According to the UN Population Division (UNPD), Total Fertility Rates (TFR), which represent the number of children born to a woman, are declining nearly universally, with only the exception of the United States among economically advanced nations. Many countries currently or will soon lag behind the replacement rate (the average number of children per woman needed to maintain the current population). In Europe, for example, the current TFR stands at 1.38 children per woman--well below the 2.1 replacement rate--and falling. While America's overall population is projected to grow by 100 million in the next forty-five years--aided principally by immigration--Europe stands to lose 100 million during the same period.
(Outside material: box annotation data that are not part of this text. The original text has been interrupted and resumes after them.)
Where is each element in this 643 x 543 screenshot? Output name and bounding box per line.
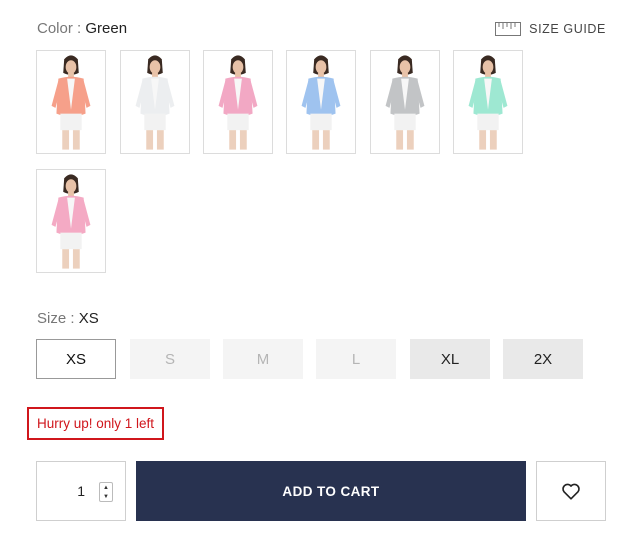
product-thumbnail-image bbox=[204, 51, 272, 153]
swatch-light-pink[interactable] bbox=[36, 169, 106, 273]
heart-icon bbox=[562, 483, 580, 500]
color-label-row: Color : Green bbox=[37, 20, 127, 37]
size-label: Size : bbox=[37, 310, 75, 327]
size-option-l[interactable]: L bbox=[316, 339, 396, 379]
size-option-xl[interactable]: XL bbox=[410, 339, 490, 379]
product-thumbnail-image bbox=[121, 51, 189, 153]
product-thumbnail-image bbox=[37, 51, 105, 153]
stock-notice: Hurry up! only 1 left bbox=[27, 407, 165, 440]
quantity-input[interactable]: 1 bbox=[77, 483, 85, 499]
size-guide-label: SIZE GUIDE bbox=[529, 22, 606, 36]
swatch-grey[interactable] bbox=[370, 50, 440, 154]
product-thumbnail-image bbox=[37, 170, 105, 272]
add-to-cart-button[interactable]: ADD TO CART bbox=[136, 461, 526, 521]
size-option-s[interactable]: S bbox=[130, 339, 210, 379]
swatch-coral[interactable] bbox=[36, 50, 106, 154]
size-guide-link[interactable]: SIZE GUIDE bbox=[495, 22, 606, 36]
product-thumbnail-image bbox=[287, 51, 355, 153]
color-label: Color : bbox=[37, 20, 82, 37]
increment-icon[interactable]: ▲ bbox=[100, 483, 112, 492]
swatch-blue[interactable] bbox=[286, 50, 356, 154]
product-thumbnail-image bbox=[454, 51, 522, 153]
size-value: XS bbox=[78, 310, 99, 327]
product-thumbnail-image bbox=[371, 51, 439, 153]
quantity-stepper[interactable]: 1 ▲ ▼ bbox=[36, 461, 126, 521]
wishlist-button[interactable] bbox=[536, 461, 606, 521]
size-option-xs[interactable]: XS bbox=[36, 339, 116, 379]
size-label-row: Size : XS bbox=[37, 310, 99, 327]
color-value: Green bbox=[85, 20, 128, 37]
swatch-white[interactable] bbox=[120, 50, 190, 154]
size-option-2x[interactable]: 2X bbox=[503, 339, 583, 379]
size-option-m[interactable]: M bbox=[223, 339, 303, 379]
quantity-spinner[interactable]: ▲ ▼ bbox=[99, 482, 113, 502]
decrement-icon[interactable]: ▼ bbox=[100, 492, 112, 501]
swatch-pink[interactable] bbox=[203, 50, 273, 154]
ruler-icon bbox=[495, 22, 522, 36]
swatch-mint[interactable] bbox=[453, 50, 523, 154]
Among less developed countries, the trend may prove even more acute, as the TFR has fallen from a high of 6.01 children per woman to the current low of 2.92 children in the last thirty-five years.
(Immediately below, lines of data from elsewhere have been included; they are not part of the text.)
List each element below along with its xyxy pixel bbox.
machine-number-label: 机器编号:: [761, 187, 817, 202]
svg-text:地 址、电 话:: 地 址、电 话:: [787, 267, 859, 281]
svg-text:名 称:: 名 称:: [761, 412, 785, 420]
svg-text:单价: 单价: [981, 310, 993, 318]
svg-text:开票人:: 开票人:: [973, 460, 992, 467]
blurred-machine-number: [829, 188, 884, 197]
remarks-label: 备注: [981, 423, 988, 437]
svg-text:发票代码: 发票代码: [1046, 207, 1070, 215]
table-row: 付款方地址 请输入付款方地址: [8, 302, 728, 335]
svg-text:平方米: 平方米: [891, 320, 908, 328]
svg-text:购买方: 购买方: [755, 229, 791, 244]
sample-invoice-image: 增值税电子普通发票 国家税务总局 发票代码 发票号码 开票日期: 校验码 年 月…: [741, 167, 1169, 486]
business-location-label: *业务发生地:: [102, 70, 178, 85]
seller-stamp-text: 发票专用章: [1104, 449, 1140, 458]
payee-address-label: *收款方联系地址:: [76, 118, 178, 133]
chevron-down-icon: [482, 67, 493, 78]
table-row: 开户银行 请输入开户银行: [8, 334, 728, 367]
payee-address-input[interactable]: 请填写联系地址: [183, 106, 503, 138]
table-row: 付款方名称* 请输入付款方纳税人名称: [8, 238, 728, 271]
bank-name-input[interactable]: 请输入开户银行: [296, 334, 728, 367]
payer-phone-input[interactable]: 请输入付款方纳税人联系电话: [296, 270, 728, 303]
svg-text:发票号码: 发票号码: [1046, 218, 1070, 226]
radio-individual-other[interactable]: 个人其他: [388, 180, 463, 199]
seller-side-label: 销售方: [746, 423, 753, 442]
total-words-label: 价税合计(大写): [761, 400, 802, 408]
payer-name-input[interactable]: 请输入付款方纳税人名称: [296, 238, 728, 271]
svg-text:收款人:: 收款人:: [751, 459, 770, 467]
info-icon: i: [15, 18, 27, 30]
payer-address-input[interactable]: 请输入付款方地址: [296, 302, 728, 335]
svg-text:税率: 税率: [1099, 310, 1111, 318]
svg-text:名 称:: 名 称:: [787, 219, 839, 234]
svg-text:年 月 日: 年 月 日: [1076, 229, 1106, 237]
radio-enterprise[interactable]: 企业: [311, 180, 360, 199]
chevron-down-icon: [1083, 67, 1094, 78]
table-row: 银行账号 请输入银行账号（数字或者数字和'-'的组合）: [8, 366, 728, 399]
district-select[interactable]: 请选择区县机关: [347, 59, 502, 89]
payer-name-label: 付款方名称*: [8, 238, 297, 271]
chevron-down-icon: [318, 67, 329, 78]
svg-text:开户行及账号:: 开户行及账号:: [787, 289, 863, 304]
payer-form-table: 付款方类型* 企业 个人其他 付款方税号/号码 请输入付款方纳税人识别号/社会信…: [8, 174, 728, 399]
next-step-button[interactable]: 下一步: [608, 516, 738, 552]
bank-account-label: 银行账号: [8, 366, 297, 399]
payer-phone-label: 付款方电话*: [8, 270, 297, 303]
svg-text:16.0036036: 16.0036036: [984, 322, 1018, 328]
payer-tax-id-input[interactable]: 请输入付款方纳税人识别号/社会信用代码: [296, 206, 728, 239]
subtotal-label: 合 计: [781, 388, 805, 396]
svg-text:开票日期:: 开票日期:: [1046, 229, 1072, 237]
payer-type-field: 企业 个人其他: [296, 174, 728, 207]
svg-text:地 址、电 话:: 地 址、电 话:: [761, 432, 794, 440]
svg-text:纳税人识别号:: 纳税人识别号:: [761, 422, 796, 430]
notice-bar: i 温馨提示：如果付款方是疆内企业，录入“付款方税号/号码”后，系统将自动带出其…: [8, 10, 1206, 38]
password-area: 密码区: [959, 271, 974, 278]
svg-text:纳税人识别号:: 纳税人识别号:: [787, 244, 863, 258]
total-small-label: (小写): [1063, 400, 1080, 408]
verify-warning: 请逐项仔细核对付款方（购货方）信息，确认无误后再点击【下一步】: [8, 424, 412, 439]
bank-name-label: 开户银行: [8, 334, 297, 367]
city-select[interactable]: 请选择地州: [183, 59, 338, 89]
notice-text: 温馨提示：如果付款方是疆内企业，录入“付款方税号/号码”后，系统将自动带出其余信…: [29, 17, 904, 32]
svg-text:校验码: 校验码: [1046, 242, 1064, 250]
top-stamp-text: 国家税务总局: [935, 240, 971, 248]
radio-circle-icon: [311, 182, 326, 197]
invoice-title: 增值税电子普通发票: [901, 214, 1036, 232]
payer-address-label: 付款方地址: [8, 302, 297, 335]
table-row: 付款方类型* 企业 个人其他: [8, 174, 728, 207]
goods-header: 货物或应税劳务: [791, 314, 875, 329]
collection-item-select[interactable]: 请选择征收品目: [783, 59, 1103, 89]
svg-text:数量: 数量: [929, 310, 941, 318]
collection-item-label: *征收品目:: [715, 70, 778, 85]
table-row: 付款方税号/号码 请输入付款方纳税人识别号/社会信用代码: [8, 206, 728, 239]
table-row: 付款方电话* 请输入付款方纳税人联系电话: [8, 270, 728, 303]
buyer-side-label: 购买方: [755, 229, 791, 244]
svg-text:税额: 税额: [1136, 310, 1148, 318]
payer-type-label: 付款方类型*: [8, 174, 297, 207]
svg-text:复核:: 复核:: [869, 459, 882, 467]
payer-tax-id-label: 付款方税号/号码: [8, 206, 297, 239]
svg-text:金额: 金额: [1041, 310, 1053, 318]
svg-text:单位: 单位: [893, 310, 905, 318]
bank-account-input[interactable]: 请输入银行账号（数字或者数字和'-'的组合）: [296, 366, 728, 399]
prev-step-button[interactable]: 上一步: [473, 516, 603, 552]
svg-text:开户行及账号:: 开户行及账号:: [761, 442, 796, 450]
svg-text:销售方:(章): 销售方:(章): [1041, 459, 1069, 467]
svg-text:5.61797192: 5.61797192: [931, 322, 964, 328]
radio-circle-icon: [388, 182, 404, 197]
The causes of this depopulation trend, Wattenberg observes, include "contraception, the move from farm to city, education and work in the paid economy for women, legal abortion, divorce, the rising age of marriage ('fertility delayed is fertility denied'), the public emergence of the homosexual lifestyle, rising incomes, and the apparent separation of fertility decline from socio-economic gain--to begin a long list." Even means of population enlargement, including immigration and better techniques of fertility enhancement, almost everywhere seem unable to counter the effects of the trend toward having fewer children.
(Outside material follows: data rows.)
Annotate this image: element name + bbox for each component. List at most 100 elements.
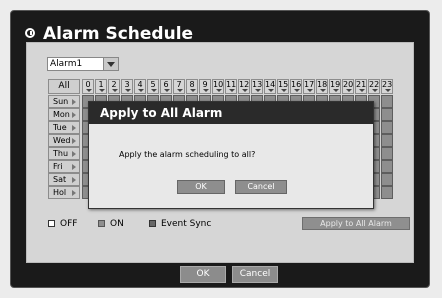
hour-header-0[interactable]: 0 <box>82 79 94 94</box>
hour-header-22[interactable]: 22 <box>368 79 380 94</box>
hour-arrow-icon <box>385 89 391 92</box>
hour-arrow-icon <box>333 89 339 92</box>
dialog-ok-button[interactable]: OK <box>177 180 225 194</box>
event-sync-swatch <box>149 220 156 227</box>
hour-arrow-icon <box>125 89 131 92</box>
day-label: Fri <box>53 162 63 171</box>
day-label: Thu <box>53 149 69 158</box>
day-label: Hol <box>53 188 67 197</box>
hour-label: 17 <box>304 80 315 89</box>
dropdown-arrow-icon[interactable] <box>103 57 119 71</box>
day-label: Sat <box>53 175 67 184</box>
hour-header-11[interactable]: 11 <box>225 79 237 94</box>
schedule-cell[interactable] <box>381 147 393 160</box>
day-row-thu[interactable]: Thu <box>48 147 80 160</box>
hour-arrow-icon <box>372 89 378 92</box>
hour-arrow-icon <box>112 89 118 92</box>
hour-arrow-icon <box>255 89 261 92</box>
hour-header-23[interactable]: 23 <box>381 79 393 94</box>
hour-label: 12 <box>239 80 250 89</box>
schedule-cell[interactable] <box>381 173 393 186</box>
day-arrow-icon <box>72 112 76 118</box>
hour-arrow-icon <box>320 89 326 92</box>
dialog-cancel-button[interactable]: Cancel <box>235 180 287 194</box>
hour-header-4[interactable]: 4 <box>134 79 146 94</box>
day-arrow-icon <box>72 125 76 131</box>
hour-label: 15 <box>278 80 289 89</box>
hour-header-3[interactable]: 3 <box>121 79 133 94</box>
hour-label: 3 <box>124 80 130 89</box>
day-row-sat[interactable]: Sat <box>48 173 80 186</box>
all-button[interactable]: All <box>48 79 80 94</box>
hour-label: 14 <box>265 80 276 89</box>
cancel-button[interactable]: Cancel <box>232 266 278 283</box>
hour-label: 4 <box>137 80 143 89</box>
day-label: Tue <box>53 123 67 132</box>
apply-dialog: Apply to All Alarm Apply the alarm sched… <box>88 101 374 209</box>
alarm-select[interactable]: Alarm1 <box>47 57 119 71</box>
hour-label: 6 <box>163 80 169 89</box>
legend-off: OFF <box>48 219 77 229</box>
hour-header-2[interactable]: 2 <box>108 79 120 94</box>
schedule-cell[interactable] <box>381 134 393 147</box>
hour-header-8[interactable]: 8 <box>186 79 198 94</box>
hour-arrow-icon <box>359 89 365 92</box>
hour-header-19[interactable]: 19 <box>329 79 341 94</box>
schedule-cell[interactable] <box>381 95 393 108</box>
hour-arrow-icon <box>203 89 209 92</box>
ok-button[interactable]: OK <box>180 266 226 283</box>
hour-label: 13 <box>252 80 263 89</box>
schedule-cell[interactable] <box>381 186 393 199</box>
day-row-tue[interactable]: Tue <box>48 121 80 134</box>
hour-header-18[interactable]: 18 <box>316 79 328 94</box>
hour-label: 21 <box>356 80 367 89</box>
legend-event-sync-label: Event Sync <box>161 219 212 229</box>
hour-arrow-icon <box>99 89 105 92</box>
hour-arrow-icon <box>281 89 287 92</box>
hour-arrow-icon <box>242 89 248 92</box>
legend-on: ON <box>98 219 124 229</box>
day-row-mon[interactable]: Mon <box>48 108 80 121</box>
day-label: Wed <box>53 136 71 145</box>
hour-header-20[interactable]: 20 <box>342 79 354 94</box>
hour-header-17[interactable]: 17 <box>303 79 315 94</box>
hour-header-6[interactable]: 6 <box>160 79 172 94</box>
day-row-fri[interactable]: Fri <box>48 160 80 173</box>
day-label: Sun <box>53 97 69 106</box>
hour-label: 8 <box>189 80 195 89</box>
hour-header-5[interactable]: 5 <box>147 79 159 94</box>
schedule-cell[interactable] <box>381 108 393 121</box>
hour-label: 20 <box>343 80 354 89</box>
hour-label: 18 <box>317 80 328 89</box>
hour-header-21[interactable]: 21 <box>355 79 367 94</box>
schedule-cell[interactable] <box>381 160 393 173</box>
apply-to-all-alarm-button[interactable]: Apply to All Alarm <box>302 217 410 230</box>
clock-icon <box>25 28 35 38</box>
legend-off-label: OFF <box>60 219 78 229</box>
schedule-cell[interactable] <box>381 121 393 134</box>
hour-header-13[interactable]: 13 <box>251 79 263 94</box>
hour-header-9[interactable]: 9 <box>199 79 211 94</box>
hour-header-14[interactable]: 14 <box>264 79 276 94</box>
legend-on-label: ON <box>110 219 124 229</box>
hour-label: 23 <box>382 80 393 89</box>
hour-arrow-icon <box>190 89 196 92</box>
hour-label: 11 <box>226 80 237 89</box>
hour-header-15[interactable]: 15 <box>277 79 289 94</box>
day-row-sun[interactable]: Sun <box>48 95 80 108</box>
day-arrow-icon <box>72 151 76 157</box>
hour-arrow-icon <box>229 89 235 92</box>
on-swatch <box>98 220 105 227</box>
hour-header-12[interactable]: 12 <box>238 79 250 94</box>
day-row-wed[interactable]: Wed <box>48 134 80 147</box>
hour-label: 1 <box>98 80 104 89</box>
day-arrow-icon <box>72 99 76 105</box>
hour-label: 5 <box>150 80 156 89</box>
day-row-hol[interactable]: Hol <box>48 186 80 199</box>
hour-header-10[interactable]: 10 <box>212 79 224 94</box>
hour-label: 0 <box>85 80 91 89</box>
hour-header-7[interactable]: 7 <box>173 79 185 94</box>
hour-arrow-icon <box>151 89 157 92</box>
hour-header-16[interactable]: 16 <box>290 79 302 94</box>
hour-header-1[interactable]: 1 <box>95 79 107 94</box>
These demographic trends are, of course, a driving force behind impending crises in pensions and health care costs throughout the developed world. The UNPD projects that the number of Europeans over the age of sixty-five will increase from 14.7 percent in 2000 to 27.9 percent in 2050. Even the United States, with its relatively stable population growth, faces the prospect of large "baby-boom" retirements, beginning in 2010, and the certainty that Social Security outlays will exceed intake by 2017. Some nations have even adopted pro-natalist policies to stave off the disparity between the aged and the young: Singapore began offering, in 2000, a "baby-bonus" package of subsidies and tax breaks designed to encourage larger families; South Korea proposed raising the retirement age from fifty-seven to sixty; and Japan passed laws in 2003 titled the "Fundamental Law to Support the Development of a New Generation" and the "Fundamental Law Against a Decline in the Fertility Rate." None of these remedies, however, is expected to counterbalance prevailing trends.
The New Demography, as Wattenberg calls it, undoubtedly holds serious implications for geopolitics that may prove difficult to predict. According to the UN, "Western civilization" constituted approximately 32 percent of the world's population as of 1950; that figure is projected to drop to 14 percent by 2050. Although there will still likely be more Europeans than Americans in 2050, the continent will also likely undergo significant depopulation, thereby diminishing its capability to invest in its military and putting greater pressure on the United States to maintain global peace.
As Wattenberg concludes, "Human life has a purpose. Human beings may choose not to have children, or to have only one child, but the human species does not have that choice. Yet the UN data points in that direction."